Common side effects of sunitinib reported in patients with metastatic RCC are fatigue, diarrhea, dyspepsia, hypertension, nausea, anorexia, and mucosal inflammation, and severe side effects include neutropenia, increased lipase, fatigue, and thrombocytopenia (Motzer et al., 2006) (Table 2). Sunitinib is administered orally 4-weeks on/2-weeks off, but a subsequent clinical trial reported that a 2-week on/1-week off regimen is as effective as the conventional dosing schedule and elicits fewer side effects (Neri et al., 2013). Similarly, sorafenib is administered orally twice/day, and has a similar toxicity profile. In a clinical trial directly comparing sunitinib and sorafenib treatment 7.2% of patients receiving sunitinib reported severe skin toxicity compared with 22.7% of patients receiving sorafenib (Poprach et al., 2012). In patients receiving sorafenib only this skin toxicity was clinically associated with diarrhea. Thus resolving the diarrhea symptoms may relieve associated skin toxicity in these patients. Unfortunately for patients treated with sunitinib, dermatologic toxicity is significantly correlated with OS and PFS; there is no significant correlation between dermatologic toxicity and OS or PFS in patients treated with sorafenib (Poprach et al., 2012).

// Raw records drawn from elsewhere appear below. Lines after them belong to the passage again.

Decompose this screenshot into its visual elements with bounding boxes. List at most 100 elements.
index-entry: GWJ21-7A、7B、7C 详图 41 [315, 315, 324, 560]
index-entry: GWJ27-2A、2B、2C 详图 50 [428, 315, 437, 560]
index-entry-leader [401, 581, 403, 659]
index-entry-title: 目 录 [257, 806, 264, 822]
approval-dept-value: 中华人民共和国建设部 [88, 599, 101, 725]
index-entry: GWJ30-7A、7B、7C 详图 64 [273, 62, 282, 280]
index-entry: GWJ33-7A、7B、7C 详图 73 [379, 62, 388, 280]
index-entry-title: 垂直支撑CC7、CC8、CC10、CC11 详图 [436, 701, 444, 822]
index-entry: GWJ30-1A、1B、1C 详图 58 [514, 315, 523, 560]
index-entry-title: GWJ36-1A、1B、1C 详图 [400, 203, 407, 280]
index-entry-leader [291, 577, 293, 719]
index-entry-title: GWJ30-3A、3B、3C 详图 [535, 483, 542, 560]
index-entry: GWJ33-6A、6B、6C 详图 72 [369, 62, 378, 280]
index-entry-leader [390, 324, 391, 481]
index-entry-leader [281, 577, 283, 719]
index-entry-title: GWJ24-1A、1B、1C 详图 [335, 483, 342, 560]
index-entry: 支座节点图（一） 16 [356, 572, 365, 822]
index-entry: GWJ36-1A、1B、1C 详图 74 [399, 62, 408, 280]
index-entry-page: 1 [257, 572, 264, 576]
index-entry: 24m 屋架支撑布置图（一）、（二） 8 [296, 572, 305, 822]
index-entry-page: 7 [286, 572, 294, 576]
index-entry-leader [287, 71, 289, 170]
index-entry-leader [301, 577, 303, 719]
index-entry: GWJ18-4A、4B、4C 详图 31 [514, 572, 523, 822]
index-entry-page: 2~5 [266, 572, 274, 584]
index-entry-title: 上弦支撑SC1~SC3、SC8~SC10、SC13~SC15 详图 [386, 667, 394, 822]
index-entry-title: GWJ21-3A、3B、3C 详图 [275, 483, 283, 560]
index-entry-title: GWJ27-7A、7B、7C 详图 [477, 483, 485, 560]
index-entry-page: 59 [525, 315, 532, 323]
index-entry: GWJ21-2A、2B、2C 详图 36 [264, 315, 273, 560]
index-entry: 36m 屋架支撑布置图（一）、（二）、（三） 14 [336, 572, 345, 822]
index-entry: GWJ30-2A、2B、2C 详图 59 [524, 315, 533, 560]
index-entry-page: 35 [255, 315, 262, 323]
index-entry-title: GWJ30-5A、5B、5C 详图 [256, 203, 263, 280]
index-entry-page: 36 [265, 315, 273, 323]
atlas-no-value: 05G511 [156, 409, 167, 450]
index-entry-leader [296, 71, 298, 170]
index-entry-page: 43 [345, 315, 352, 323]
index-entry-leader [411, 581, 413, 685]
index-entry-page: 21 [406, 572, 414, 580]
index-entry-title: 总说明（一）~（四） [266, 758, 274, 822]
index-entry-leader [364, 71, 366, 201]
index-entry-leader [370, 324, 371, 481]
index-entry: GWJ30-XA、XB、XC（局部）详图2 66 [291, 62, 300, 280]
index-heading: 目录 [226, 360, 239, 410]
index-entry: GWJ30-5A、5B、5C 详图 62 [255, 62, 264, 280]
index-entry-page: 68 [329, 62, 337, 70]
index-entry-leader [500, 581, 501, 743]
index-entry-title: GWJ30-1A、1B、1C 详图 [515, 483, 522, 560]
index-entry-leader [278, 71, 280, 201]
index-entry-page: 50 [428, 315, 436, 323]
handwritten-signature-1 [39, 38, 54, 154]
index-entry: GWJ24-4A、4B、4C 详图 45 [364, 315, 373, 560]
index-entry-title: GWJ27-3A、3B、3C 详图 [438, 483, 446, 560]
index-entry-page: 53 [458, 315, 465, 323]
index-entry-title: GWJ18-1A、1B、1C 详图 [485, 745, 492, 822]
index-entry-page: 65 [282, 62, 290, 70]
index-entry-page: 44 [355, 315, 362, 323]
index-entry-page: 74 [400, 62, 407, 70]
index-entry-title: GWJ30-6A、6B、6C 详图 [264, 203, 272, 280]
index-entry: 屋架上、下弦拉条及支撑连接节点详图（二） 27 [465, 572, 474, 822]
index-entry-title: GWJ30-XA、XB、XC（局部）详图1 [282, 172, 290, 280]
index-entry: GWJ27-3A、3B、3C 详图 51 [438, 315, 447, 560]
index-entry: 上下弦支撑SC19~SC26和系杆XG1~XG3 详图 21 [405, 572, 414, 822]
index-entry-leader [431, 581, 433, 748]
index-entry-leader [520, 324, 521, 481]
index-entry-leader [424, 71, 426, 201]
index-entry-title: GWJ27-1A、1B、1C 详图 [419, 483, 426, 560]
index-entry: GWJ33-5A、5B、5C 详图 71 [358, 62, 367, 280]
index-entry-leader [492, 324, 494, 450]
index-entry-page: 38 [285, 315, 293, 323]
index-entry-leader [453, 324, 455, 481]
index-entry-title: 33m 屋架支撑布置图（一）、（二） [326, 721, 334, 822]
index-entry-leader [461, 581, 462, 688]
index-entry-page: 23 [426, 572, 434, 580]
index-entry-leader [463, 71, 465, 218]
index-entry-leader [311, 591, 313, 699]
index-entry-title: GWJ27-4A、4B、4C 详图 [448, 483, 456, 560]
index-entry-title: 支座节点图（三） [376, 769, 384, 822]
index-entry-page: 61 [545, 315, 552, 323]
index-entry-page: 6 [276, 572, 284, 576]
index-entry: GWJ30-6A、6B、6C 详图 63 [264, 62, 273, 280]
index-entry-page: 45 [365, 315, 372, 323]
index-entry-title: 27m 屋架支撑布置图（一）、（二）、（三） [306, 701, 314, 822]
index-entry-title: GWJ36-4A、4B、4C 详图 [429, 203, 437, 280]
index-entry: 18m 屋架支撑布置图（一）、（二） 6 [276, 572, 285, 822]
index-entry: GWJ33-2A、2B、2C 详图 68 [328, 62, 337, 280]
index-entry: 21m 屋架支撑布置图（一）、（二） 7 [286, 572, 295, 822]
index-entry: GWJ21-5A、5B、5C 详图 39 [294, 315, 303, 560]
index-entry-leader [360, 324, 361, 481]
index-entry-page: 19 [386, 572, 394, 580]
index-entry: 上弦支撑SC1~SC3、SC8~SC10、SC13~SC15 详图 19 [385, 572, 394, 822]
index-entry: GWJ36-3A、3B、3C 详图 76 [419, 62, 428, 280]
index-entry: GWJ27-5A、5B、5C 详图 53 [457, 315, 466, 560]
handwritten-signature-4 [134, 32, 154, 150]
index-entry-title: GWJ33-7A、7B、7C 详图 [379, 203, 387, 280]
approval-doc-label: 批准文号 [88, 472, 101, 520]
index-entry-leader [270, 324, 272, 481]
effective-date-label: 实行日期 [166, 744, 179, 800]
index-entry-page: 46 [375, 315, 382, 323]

It will be important for the ongoing clinical trials of sunitinib and sorafenib in patients with advanced breast cancer to report dermatologic toxicity and any associated correlations with OS, PFS, and occurrence of bone metastasis. Since these drugs are orally administered there is considerable potential for low penetration of these drugs into the bone marrow. Studies to determine the efficacy of these drugs in the bone marrow will be critical for their use in patients with metastatic breast cancer, since up to 70% of metastatic breast cancer patients harbor bone metastases (Boxer et al., 1989).
5. Conclusion
Currently there is a drug dichotomy between classical cancer types associated with a high predilection for skeletal metastases (e.g. breast, prostate, and lung tumors) and those that metastasize to bone less frequently (e.g. RCC and colon cancer). The standard treatment for bone metastases associated with breast, prostate, and lung cancer are intravenous BPs or subcutaneous denosumab, but these drugs appear to be underutilized in RCC patients bearing bone metastases (Table 2). Likewise, breast, prostate and lung cancer are highly vascularized tumors that harbor hypoxic regions and disorganized vasculature, similar to RCC tumors. Sunitinib and sorafenib are currently in clinical trials (ClinicalTrials.gov) for their use in advanced breast cancer, and there is a proposed clinical trial suggesting that these drugs could impact breast cancer cell dissemination. These drugs in combination with BPs or denosumab may be of great relevance to breast, prostate, or lung cancer patients with bone metastatic disease, although the administration route of these drugs warrants further investigation of their ability to penetrate into the bone marrow compartment. Importantly, the toxicity profile of sunitinib and sorafenib in particular leaves much to be desired for patient quality of life. Thus novel therapeutic approaches for the treatment of breast, prostate, lung, melanoma and RCC bone metastatic tumors in particular should be explored alone and in combination with current anti-resorptive therapies.
Abbreviations
- BP(s)
bisphosphonate(s)
- CXCL1
-2, -3, -5, -6, -7, -8, -12, C-X-C motif ligand
- CXCR1
-2, -4, C-X-C motif receptor
- HIF
hypoxia inducible factor
- HRE
hypoxia responsive element
- MMTV
mouse mammary tumor virus
- ONJ
osteonecrosis of the jaw
- OS
overall survival
- PDGF-BB
platelet-derived growth factor-BB
- PDGFRβ
platelet-derived growth factor receptor β
- PFS
progression free survival
- PHD
prolyl hydroxylase
- PTH
parathyroid hormone
- PTHrP
parathyroid hormone-related protein
- PyMT
polyoma virus middle T antigen
- RANK
receptor activator of NFκB
- RANKL
receptor activator of NFκB ligand
- RCC
renal cell carcinoma
- SRE
skeletal-related event
- TGF-β
transforming growth factor-β
- VEGF
vascular endothelial growth factor
- VHL
von Hippel–Lindau
Footnotes
Conflict of Interest Statement
The authors declare that there are no conflicts of interest.